Podladtchikov says he could have won 'just with my looks'

Switzerland's Iouri Podladtchikov celebrates after the men's snowboard halfpipe final at the Rosa...

Switzerland's Iouri Podladtchikov celebrates after the men's snowboard halfpipe final at the Rosa Khutor Extreme Park during the Sochi Winter Olympics on February 11, 2014. (AFP PHOTO / FRANCK FIFE)

QMI AGENCY

, Last Updated: 9:22 AM ET

It seems snowboarders aren’t cut from the same Olympic mould.

Hours after winning Tuesday’s gold medal in the men’s halfpipe at the Sochi Games, Iouri "I-Pod" Podladtchikov of Switzerland offered the most entertaining press conference these Games have seen.

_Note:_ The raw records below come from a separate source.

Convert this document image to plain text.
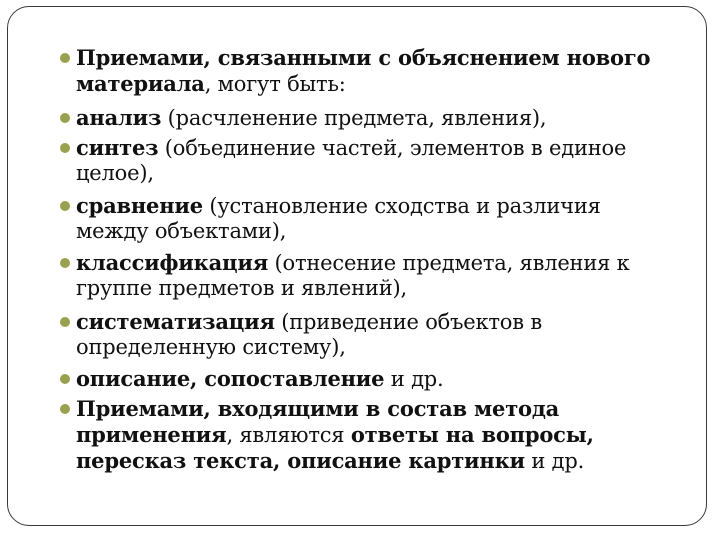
Приемами, связанными с объяснением нового
материала, могут быть:
анализ (расчленение предмета, явления),
синтез (объединение частей, элементов в единое
целое),
сравнение (установление сходства и различия
между объектами),
классификация (отнесение предмета, явления к
группе предметов и явлений),
систематизация (приведение объектов в
определенную систему),
описание, сопоставление и др.
Приемами, входящими в состав метода
применения, являются ответы на вопросы,
пересказ текста, описание картинки и др.
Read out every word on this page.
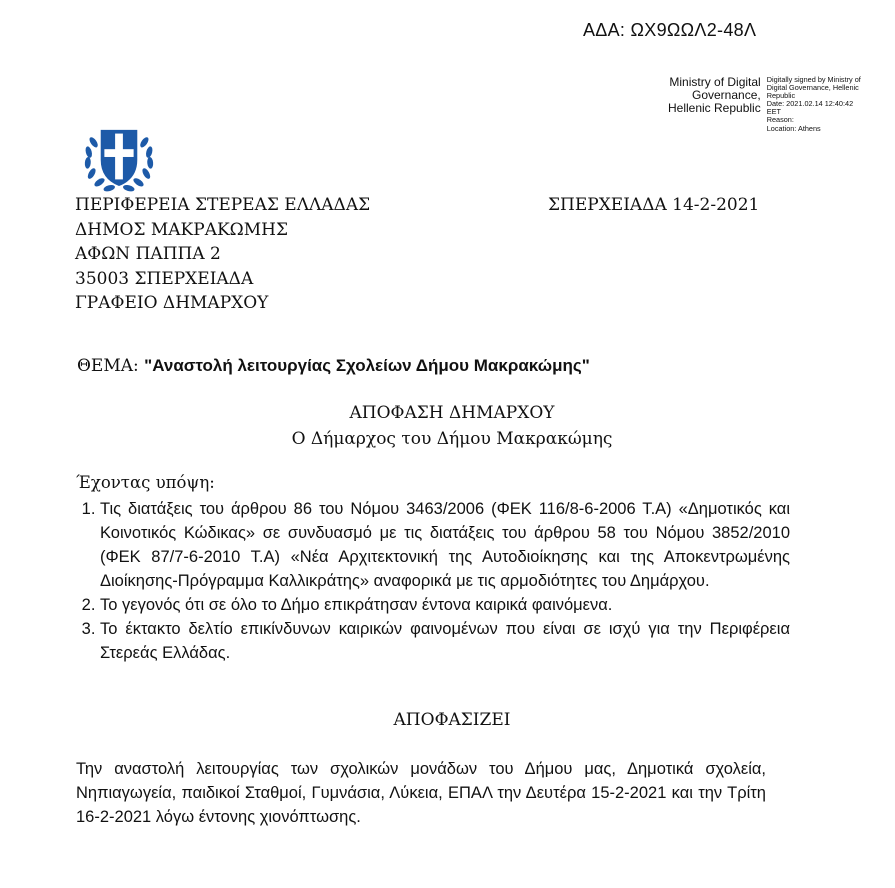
ΑΔΑ: ΩΧ9ΩΩΛ2-48Λ
Ministry of Digital
Governance,
Hellenic Republic
Digitally signed by Ministry of
Digital Governance, Hellenic
Republic
Date: 2021.02.14 12:40:42
EET
Reason:
Location: Athens
ΠΕΡΙΦΕΡΕΙΑ ΣΤΕΡΕΑΣ ΕΛΛΑΔΑΣ
ΔΗΜΟΣ ΜΑΚΡΑΚΩΜΗΣ
ΑΦΩΝ ΠΑΠΠΑ 2
35003 ΣΠΕΡΧΕΙΑΔΑ
ΓΡΑΦΕΙΟ ΔΗΜΑΡΧΟΥ
ΣΠΕΡΧΕΙΑΔΑ 14-2-2021
ΘΕΜΑ: "Αναστολή λειτουργίας Σχολείων Δήμου Μακρακώμης"
ΑΠΟΦΑΣΗ ΔΗΜΑΡΧΟΥ
Ο Δήμαρχος του Δήμου Μακρακώμης
Έχοντας υπόψη:
1. Τις διατάξεις του άρθρου 86 του Νόμου 3463/2006 (ΦΕΚ 116/8-6-2006 Τ.Α) «Δημοτικός και Κοινοτικός Κώδικας» σε συνδυασμό με τις διατάξεις του άρθρου 58 του Νόμου 3852/2010 (ΦΕΚ 87/7-6-2010 Τ.Α) «Νέα Αρχιτεκτονική της Αυτοδιοίκησης και της Αποκεντρωμένης Διοίκησης-Πρόγραμμα Καλλικράτης» αναφορικά με τις αρμοδιότητες του Δημάρχου.
2. Το γεγονός ότι σε όλο το Δήμο επικράτησαν έντονα καιρικά φαινόμενα.
3. Το έκτακτο δελτίο επικίνδυνων καιρικών φαινομένων που είναι σε ισχύ για την Περιφέρεια Στερεάς Ελλάδας.
ΑΠΟΦΑΣΙΖΕΙ
Την αναστολή λειτουργίας των σχολικών μονάδων του Δήμου μας, Δημοτικά σχολεία, Νηπιαγωγεία, παιδικοί Σταθμοί, Γυμνάσια, Λύκεια, ΕΠΑΛ την Δευτέρα 15-2-2021 και την Τρίτη 16-2-2021 λόγω έντονης χιονόπτωσης.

After dispatching two-time gold medallist Shaun White, Podladtchikov was asked if he could have won the competition without doing a high-risk move only he and his American counterpart can complete.

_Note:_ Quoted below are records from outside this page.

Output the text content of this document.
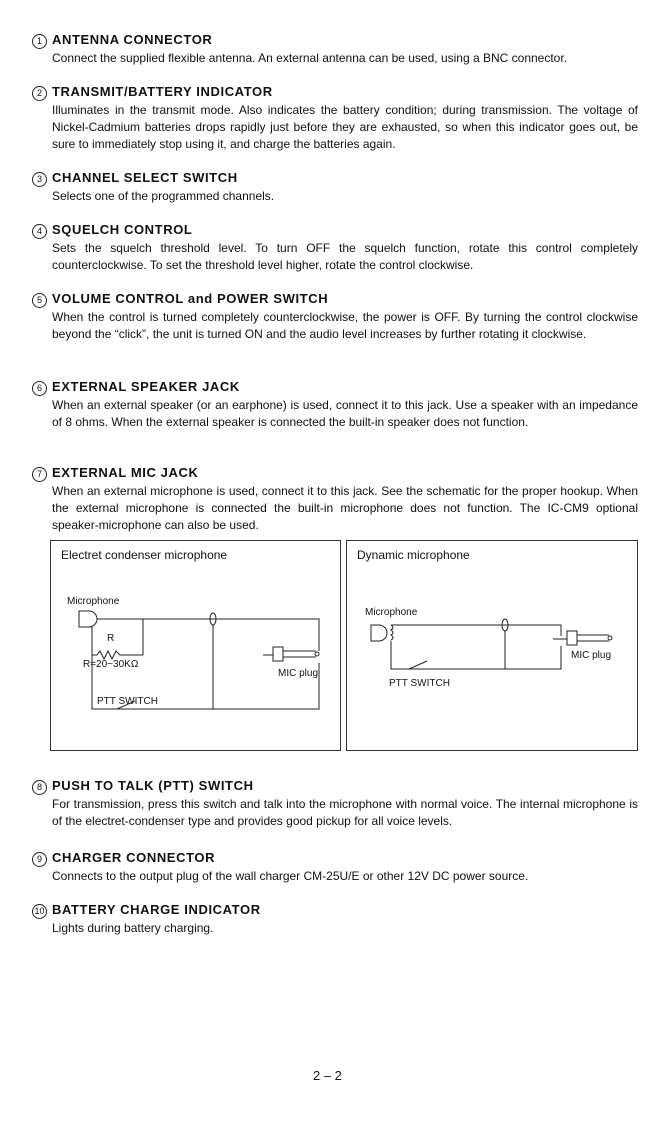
1 ANTENNA CONNECTOR
Connect the supplied flexible antenna. An external antenna can be used, using a BNC connector.
2 TRANSMIT/BATTERY INDICATOR
Illuminates in the transmit mode. Also indicates the battery condition; during transmission. The voltage of Nickel-Cadmium batteries drops rapidly just before they are exhausted, so when this indicator goes out, be sure to immediately stop using it, and charge the batteries again.
3 CHANNEL SELECT SWITCH
Selects one of the programmed channels.
4 SQUELCH CONTROL
Sets the squelch threshold level. To turn OFF the squelch function, rotate this control completely counterclockwise. To set the threshold level higher, rotate the control clockwise.
5 VOLUME CONTROL and POWER SWITCH
When the control is turned completely counterclockwise, the power is OFF. By turning the control clockwise beyond the “click”, the unit is turned ON and the audio level increases by further rotating it clockwise.
6 EXTERNAL SPEAKER JACK
When an external speaker (or an earphone) is used, connect it to this jack. Use a speaker with an impedance of 8 ohms. When the external speaker is connected the built-in speaker does not function.
7 EXTERNAL MIC JACK
When an external microphone is used, connect it to this jack. See the schematic for the proper hookup. When the external microphone is connected the built-in microphone does not function. The IC-CM9 optional speaker-microphone can also be used.
8 PUSH TO TALK (PTT) SWITCH
For transmission, press this switch and talk into the microphone with normal voice. The internal microphone is of the electret-condenser type and provides good pickup for all voice levels.
9 CHARGER CONNECTOR
Connects to the output plug of the wall charger CM-25U/E or other 12V DC power source.
10 BATTERY CHARGE INDICATOR
Lights during battery charging.
Electret condenser microphone
Microphone
R
R=20~30KΩ
MIC plug
PTT SWITCH
Dynamic microphone
Microphone
MIC plug
PTT SWITCH
2 – 2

“Yes,” he started. “Just with my looks I could have won.”

White, of course, is one of the most hated Olympians in Sochi due to his tendency to seem rather self-absorbed.

But following eight years of White’s reign, it looks like the European who finally beat him might be even more of a character.

“I’m about to faint,” Podladtchikov said. “I haven’t seen gold yet, so I don’t believe it.”

The Russian-born Podladtchikov put together an electrifying display under the lights at the Rosa Khutor Extreme Park.

A score of 94.75 proved enough to see off a pair of daredevil Japanese teenagers as well as overwhelming favourite White's challenge for a third successive gold medal.

Fifteen-year-old Ayumu Hirano took silver with 93.50 to become the youngest Olympic medallist on snow, pipping his 18-year-old compatriot Taku Hiraoka, who grabbed bronze with 92.25.

White, one of the biggest names in winter sports, finished fourth after remarkably dropping two tricks on his first run and only managing 90.25 following a couple of stumbles on his second.

After days of controversy about the quality of the pipe, which only intensified when the warm weather turned some of the packed snow to slush, a packed house was treated to just over an hour of dizzying acrobatics and thrilling drama.

There were plenty of falls and errors in the opening round as the riders battled a bobbly surface.

Hirano, the youngest man in the field, somehow managed to cling on to his board and he was rewarded with the only score in the 90s, his 90.75 enough for the lead after all 12 riders had gone.